İrtica her türlü şaibeli işin üzerinin örtülmesinde ve gündem saptırmada egemenlere can simidi olmuştu. Artık irticanın muğlak ve müphem anlamının içi dünün Ticanilerinin yerine bugünün Aczimendileri ve Ali Kalkancıları ile dolduruluyordu. Mücessem hale gelen irtica şimdi rahatça öcü rolünü oynayabilirdi. Zaten Cumhuriyet aydınının tevarüs ettiği miras da irticanın öcü olarak anlaşılmasına ve sunulmasına uygundu.16 Geriye Başbakanlıktaki iftar yemeği ile malum Aczimendi görüntülerine bakıp "İrticaaa!" diye bağırmak kalıyordu ve öyle de yapıldı.
12. Sonuç Yerine
28 Şubat'ın bugün de sürmekte olduğunu biliyoruz. O dönem Genelkurmay Genel Sekreteri olan emekli Tümgeneral Erol Özkasnak'ın basına yaptığı "28 Şubat post-modern bir darbedir" itirafının sessizce hazmedilmesi bile henüz "normal" hayata dönülmediğinin bir göstergesi olmalı. Gerçi bu ülkede hiçbir zaman "normal" hayatın yaşanmadığı da söylenebilir. Ki bu yanlış da değildir.

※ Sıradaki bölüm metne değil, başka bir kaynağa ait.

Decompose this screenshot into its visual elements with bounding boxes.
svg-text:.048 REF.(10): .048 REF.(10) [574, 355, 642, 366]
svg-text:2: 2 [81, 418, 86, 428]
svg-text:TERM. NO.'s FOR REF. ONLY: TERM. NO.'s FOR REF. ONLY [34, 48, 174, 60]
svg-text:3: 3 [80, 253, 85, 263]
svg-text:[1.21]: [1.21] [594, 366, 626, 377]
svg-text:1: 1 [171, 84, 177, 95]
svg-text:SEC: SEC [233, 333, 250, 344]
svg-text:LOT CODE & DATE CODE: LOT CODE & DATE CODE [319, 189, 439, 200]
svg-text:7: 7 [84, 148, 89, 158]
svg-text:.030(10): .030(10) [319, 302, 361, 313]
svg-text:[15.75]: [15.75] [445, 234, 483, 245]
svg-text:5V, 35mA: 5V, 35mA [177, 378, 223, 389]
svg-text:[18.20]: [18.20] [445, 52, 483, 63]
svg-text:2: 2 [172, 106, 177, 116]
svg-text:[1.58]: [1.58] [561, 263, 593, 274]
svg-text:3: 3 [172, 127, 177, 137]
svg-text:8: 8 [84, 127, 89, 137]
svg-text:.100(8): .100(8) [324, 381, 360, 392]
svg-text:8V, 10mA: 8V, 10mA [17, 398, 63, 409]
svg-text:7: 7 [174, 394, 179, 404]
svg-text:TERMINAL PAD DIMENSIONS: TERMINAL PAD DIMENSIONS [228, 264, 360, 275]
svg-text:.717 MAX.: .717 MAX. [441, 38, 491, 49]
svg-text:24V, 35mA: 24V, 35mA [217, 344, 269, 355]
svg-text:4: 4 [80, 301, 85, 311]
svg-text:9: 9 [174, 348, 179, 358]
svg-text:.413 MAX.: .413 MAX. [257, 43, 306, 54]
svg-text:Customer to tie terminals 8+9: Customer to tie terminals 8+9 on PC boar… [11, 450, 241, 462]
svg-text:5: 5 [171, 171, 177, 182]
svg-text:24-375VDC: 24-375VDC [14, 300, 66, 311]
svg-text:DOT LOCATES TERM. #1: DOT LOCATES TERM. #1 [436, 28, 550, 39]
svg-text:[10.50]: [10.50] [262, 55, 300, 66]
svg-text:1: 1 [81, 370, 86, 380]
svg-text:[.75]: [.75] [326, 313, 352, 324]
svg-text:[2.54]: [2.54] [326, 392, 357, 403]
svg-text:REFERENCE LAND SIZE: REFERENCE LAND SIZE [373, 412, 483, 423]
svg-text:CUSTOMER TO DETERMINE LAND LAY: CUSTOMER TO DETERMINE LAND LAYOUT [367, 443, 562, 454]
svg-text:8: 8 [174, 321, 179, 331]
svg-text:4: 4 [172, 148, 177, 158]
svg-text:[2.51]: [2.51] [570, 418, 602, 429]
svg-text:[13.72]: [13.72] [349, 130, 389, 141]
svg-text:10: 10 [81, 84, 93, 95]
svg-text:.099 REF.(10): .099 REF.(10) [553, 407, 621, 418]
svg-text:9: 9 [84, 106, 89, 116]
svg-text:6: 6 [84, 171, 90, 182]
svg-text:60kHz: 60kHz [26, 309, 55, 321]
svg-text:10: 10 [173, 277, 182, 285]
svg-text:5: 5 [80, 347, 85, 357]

28 Şubat dönemi ister post-modern bir darbe diye nitelendirilsin İsterse başka bir şekilde. Türkiye siyasetinde neredeyse askerin belirleyici olmadığı tek bir gün yoktur. Kısacası, bizde siyaset şöyle cereyan eder: Ya asker vesayetle yani gölgesiyle siyaseti belirler, perde arkasında durur ki buna "normal işleyiş" denir; ya da vesayet kalkar velayet gelir, yani gölge çekilir gövde gelir. Buna da "darbe" denir. İkisi ortası düzenlemelere gelince, ona da; "post-modern darbe" denmektedir.
Dipnotlar:
1- Bölügiray, Nevzat, 28 Şubat Süreci, c. I, s. 11, Tekin Yay.
2- Tarhan, Nevzat, Psikolojik Savaş Gri Propaganda, s. 25, Timaş Yay
3- Tarhan, Nevzat, A.g.e. s. 61.
4- Ilıcak, Nazlı, Din, Siyaset, Laiklik, s. 75, Birey Yay.

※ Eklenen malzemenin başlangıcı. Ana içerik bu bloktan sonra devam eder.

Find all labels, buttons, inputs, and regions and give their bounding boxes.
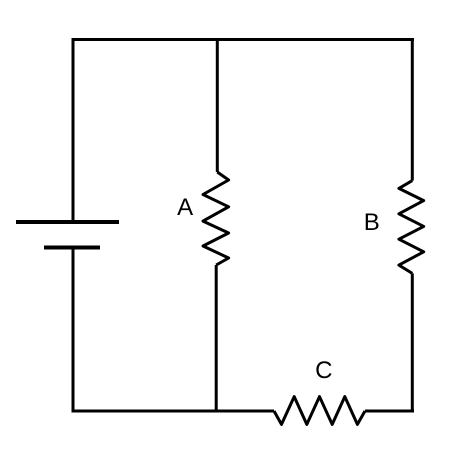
- wire middle lower: [215, 265, 218, 411]
- wire left upper (battery positive lead): [72, 38, 75, 222]
- svg-text:B: B: [364, 209, 380, 236]
- wire bottom left segment: [72, 410, 275, 413]
- wire bottom right segment: [365, 410, 414, 413]
- wire left lower (battery negative lead): [72, 248, 75, 413]
- svg-text:A: A: [177, 194, 193, 221]
- label C: [315, 357, 332, 384]
- label A: [177, 194, 193, 221]
- wire middle upper: [216, 38, 219, 172]
- resistor A: [203, 172, 229, 265]
- battery V1: [16, 222, 119, 248]
- wire top horizontal: [72, 38, 415, 41]
- wire right upper: [411, 38, 414, 181]
- svg-text:C: C: [315, 357, 332, 384]
- label B: [364, 209, 380, 236]
- resistor C: [274, 397, 365, 425]
- wire right lower: [411, 273, 414, 412]
- resistor B: [399, 181, 424, 274]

5- Vural, Savaş, İrtica ve Bölücülüğe Karşı Militan Demokrasi, s. 49, Bilgi Yay.
6- Bölügiray Nevzat, A.g.e., s. 71
7- Ilıcak Nazlı, Akşamdan Şafağa Demokrasiyi Beklerken, s. 211, Liberte Yay.
8- Ilıcak Nazlı, Sert Adımlarla Her Yer İnlesin 28 Şubat'ın Perde Arkası, s. 101, Timaş Yay.
9- Ilıcak Nazlı, Sert Adımlarla Her Yer İnlesin, s. 16, 112
10- Çalmuk Fehmi, Selamün Aleyküm Komutanım, s. 260, Kim Yay
11- Bu aynı zamanda, 28 Şubatçıların medyadaki en muteber ekibinin kimlerden oluştuğunun da itirafı sayılmalı.
12- Çalmuk Fehmi, A.g.e., s. 407.
13- Çakır Ruşen, Çalmuk Fehmi, Recep Tayyip Erdoğan: Bir Dönüşüm Öyküsü, s. 69, Metis Yay.
14- Karaalioğlu Mustafa, Uygun Adım Siyaset, s. 57, Kitabevi.
15- Fuller Graham-Lesser Jan, Kuşatılanlar, İslam ve Batının Jeopolitiği, s. 115, Sabah Kitapları.
16- Sadece edebiyat dünyasından küçük bir misal olarak, Cumhuriyet'in ilk dönem romancılarının çizdiği imam profili için Halide Edip Adıvar'ın Sinekti Bakkal'ına, Yakup Kadri Karaosmanoğlu'nun Yaban'ına ve Reşat Nuri Güntekin'in Yeşil Gece'sine bakılabilir. Bunlarda ve benzer eserlerde Müslümanlığı temsilen imamlar; karanlık ruhlu, kazma dişli, adeta bir dudağı yerde bir dudağı gökte zebani kılıklı insanlar şeklinde tasvir edilir.